The Golden Calf itself squatted balefully at the center of the entire sensual maelstrom, presiding over the sinuous chaos. Over fifteen feet high from its cloven hooves to the tips of its branching Texas horns, and constructed entirely from beaten gold and crusted with precious gems, it provided the ultimate focus and singular provocation of all that happened around it. Ultimately pagan in its sculptured ferocity, the tall idol’s nostrils flared, and the huge rubies that formed its eyes glared down with implacable bovine contempt at those who prostrated or disported themselves before it. The Golden Calf had been festooned with more white flowers, splashed with wine, and columns of smoke rose on either side of its massive head from braziers of burning incense, all but creating the impression that the beast was breathing fire. Two women, bodies bare from the waist down, straddled the wet ridge of its metallic spine, rocking their hips backward and forward, riding the towering effigy with eyes closed, faces ecstatic, locking in lewd oblivion. The idol even came with its own sacrificial maiden, who hung in chains suspended from its mighty horns and, in the tatters of her blue silk ball gown, bore an uncanny resemblance to Debra Paget in the Vista Vision, wide-screen version of
The Ten Commandments
, although in the movie Debra Paget had not been used with such repeated depravity by such a representative cross section of the massed celebrants. In historical and mortal fact, that kind of thing had been the prerogative of Howard Hughes.

That Jim had no idea of how exactly he had come to be under this particular volcano at the time in question had, after repeated draughts of the purple wine, pretty much ceased to bother him, in part because, as the crowd swayed around him, he was hallucinating to the point of near-blindness. At one point the effects of the wine had prompted the vaguest of recollections of being in the middle of a pitched battle in a high mountain pass between the Dionysians
and the Apollonians. The Apollonians had come in with automatic weapons and air support, while the Dionysians had only coup sticks and ghost shirts. Needless to say, he had been on the side of the Dionysians in this unequal conflict, and his memory may have been the price that he paid for his ill-advised participation.

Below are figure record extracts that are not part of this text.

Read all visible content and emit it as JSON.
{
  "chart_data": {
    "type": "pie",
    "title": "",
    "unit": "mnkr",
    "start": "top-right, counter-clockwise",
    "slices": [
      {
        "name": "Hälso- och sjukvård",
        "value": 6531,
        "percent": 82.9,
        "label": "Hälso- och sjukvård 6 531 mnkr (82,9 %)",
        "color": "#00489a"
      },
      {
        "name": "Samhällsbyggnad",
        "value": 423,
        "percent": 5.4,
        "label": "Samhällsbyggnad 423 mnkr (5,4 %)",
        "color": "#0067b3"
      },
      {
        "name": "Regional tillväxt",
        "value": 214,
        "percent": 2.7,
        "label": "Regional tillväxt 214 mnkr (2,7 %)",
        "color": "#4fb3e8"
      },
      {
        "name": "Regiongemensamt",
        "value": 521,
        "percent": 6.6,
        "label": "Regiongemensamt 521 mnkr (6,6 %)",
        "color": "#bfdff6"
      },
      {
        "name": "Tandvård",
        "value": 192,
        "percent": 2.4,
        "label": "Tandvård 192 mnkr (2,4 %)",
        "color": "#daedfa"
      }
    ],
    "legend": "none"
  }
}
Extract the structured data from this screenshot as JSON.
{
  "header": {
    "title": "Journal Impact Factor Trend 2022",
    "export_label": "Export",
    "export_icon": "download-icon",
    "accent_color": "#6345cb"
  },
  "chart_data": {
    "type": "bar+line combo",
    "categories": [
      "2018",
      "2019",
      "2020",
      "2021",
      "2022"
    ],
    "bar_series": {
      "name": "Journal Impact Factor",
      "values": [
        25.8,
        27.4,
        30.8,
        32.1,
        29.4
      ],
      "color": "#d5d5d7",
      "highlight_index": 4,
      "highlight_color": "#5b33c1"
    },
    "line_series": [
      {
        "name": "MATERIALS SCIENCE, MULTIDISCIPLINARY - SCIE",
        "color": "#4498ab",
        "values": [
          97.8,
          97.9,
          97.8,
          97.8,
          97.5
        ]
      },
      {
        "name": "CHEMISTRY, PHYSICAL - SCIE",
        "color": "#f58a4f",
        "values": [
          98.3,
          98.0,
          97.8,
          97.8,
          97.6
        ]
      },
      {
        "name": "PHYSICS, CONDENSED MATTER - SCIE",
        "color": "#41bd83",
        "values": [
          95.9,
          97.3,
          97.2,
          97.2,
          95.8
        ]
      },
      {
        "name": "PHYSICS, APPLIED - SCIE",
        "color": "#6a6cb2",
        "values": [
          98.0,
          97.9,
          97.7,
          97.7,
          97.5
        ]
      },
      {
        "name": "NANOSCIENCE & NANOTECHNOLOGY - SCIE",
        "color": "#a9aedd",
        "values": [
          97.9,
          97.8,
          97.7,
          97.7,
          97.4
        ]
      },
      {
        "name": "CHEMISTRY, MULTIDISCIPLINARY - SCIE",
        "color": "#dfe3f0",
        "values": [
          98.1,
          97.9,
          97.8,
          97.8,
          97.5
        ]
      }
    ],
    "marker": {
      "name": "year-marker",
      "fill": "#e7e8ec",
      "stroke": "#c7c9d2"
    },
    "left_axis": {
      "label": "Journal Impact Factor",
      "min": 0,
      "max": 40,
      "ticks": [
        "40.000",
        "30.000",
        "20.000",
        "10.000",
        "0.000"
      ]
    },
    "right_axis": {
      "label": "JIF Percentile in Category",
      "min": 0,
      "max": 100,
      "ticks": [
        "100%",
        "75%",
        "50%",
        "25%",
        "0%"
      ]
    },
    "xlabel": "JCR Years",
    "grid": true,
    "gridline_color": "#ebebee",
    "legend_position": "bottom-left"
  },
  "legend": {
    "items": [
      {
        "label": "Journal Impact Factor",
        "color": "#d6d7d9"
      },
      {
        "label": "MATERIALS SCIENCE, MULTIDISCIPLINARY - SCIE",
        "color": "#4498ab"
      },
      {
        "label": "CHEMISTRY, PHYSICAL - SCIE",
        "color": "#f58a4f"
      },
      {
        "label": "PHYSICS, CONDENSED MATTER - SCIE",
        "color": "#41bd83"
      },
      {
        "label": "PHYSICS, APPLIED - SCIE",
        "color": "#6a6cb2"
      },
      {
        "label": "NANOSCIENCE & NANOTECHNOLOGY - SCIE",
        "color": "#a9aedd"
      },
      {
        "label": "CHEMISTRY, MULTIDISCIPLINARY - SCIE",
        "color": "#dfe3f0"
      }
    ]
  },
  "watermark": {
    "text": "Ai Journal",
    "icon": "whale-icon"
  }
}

About the only thing of which he was sure was that he hadn’t created the orgy himself. His recall might be down, but he still knew his own personality, and he was confident that his tastes, although certainly of a Bacchanalian bent, didn’t run to such old-Hollywood, pornographic grandiosity. When he found himself at the base of the Golden Calf, caressing the exceptionally full and well-formed breasts of a naked and nameless young woman who resembled a very young Mamie Van Doren, he knew it was the work of some mysterious other. If he had been in control, he would never have allowed himself to be dragged from off her so early in the encounter.

Initially the young woman had been energetically eager, and in the mere space of their first minute together she had entirely ripped away his white linen shirt. Jim hadn’t been too concerned about the shirt, and when the woman had started unbuckling the belt of his ancient leather jeans, he had been quite prepared to swim with the prevailing sensual tide. The only thing that bothered him was that, when she spoke, he found himself unable to understand a word she was saying. At first he was alarmed that he had been deprived of language as well as memory. This theory hardly seemed to fly, though; he not only thought in English, but when he attempted to say anything, he formed English words and sentences despite the drunkenness of his condition.